Alanus Hochschule: Schauspiel-Studenten zeigen Eigenproduktionen

Alanus Hochschule : Schauspiel-Studenten zeigen Eigenproduktionen

Sie wollen Schauspieler werden. Nun haben sie der Öffentlichkeit erste eigene Projekte präsentiert. Alanus-Studenten im zweiten Jahr ihrer Schauspiel-Ausbildung zeigten am Campus I (Johannishof) Eigenproduktionen unter dem Titel "Made in Alfter".

In der Themenwahl und Ausgestaltung waren sie frei, Unterstützung bei der Ausarbeitung gab Kursleiter René Harder. Marcel Jaschar Markazi Noubar betrat die Bühne in einem lila Mantel, mit Sonnenbrille und Wollmütze. In seiner Revue-Show kombinierte er dann ganz unterschiedliche Elemente. Das Flattergewand einer Kommilitonin aus dem Fach Eurythmie versetzte er mit dem Föhn in Bewegung und gab das als wissenschaftliches Experiment aus.

Den Zuschauern spielte er kommunistische Lieder vor und wies auf besonders dramatische Stellen hin. Und für Theo aus dem Publikum, der ein Freiwilliges Soziales Jahr an der Hochschule ableistet, ließ er einen Strumpf als Klingelbeutel herumgehen.

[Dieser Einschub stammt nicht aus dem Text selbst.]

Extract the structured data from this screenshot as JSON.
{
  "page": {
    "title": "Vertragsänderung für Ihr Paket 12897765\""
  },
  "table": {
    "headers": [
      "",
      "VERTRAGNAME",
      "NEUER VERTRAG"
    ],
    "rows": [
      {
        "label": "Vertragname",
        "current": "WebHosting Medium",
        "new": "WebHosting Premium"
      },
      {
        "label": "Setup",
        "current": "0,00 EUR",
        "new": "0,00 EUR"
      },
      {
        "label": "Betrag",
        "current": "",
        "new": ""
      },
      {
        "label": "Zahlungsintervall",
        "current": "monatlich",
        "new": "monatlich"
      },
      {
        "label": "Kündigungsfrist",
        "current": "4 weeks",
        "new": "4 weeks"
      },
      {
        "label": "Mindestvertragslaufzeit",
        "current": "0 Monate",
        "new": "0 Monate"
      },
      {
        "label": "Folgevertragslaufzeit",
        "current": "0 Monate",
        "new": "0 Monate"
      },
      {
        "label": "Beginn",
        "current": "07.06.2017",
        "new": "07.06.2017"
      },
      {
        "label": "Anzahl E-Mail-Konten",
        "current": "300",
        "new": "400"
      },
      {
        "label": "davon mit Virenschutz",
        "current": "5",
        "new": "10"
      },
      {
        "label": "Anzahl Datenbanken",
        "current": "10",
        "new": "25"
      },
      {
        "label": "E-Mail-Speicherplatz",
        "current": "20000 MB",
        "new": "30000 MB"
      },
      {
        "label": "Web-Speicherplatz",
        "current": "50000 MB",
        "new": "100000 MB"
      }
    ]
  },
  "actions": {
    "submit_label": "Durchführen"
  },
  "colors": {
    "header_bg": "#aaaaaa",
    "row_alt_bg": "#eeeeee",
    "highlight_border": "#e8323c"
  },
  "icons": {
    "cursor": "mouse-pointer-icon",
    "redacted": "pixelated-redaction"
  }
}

In ganz andere Stimmung versetzte der Videoclip "Gefrorenes Gefieder" von Alexander Prizkau. Zum Gedicht "Vereinsamt" von Friedrich Nietzsche zeigte er Landschafts- und Stadtbilder. Unterlegt war der Film mit elektronischer Musik von David Tegtmeier, der den Clip im Vorfeld nicht gesehen hatte.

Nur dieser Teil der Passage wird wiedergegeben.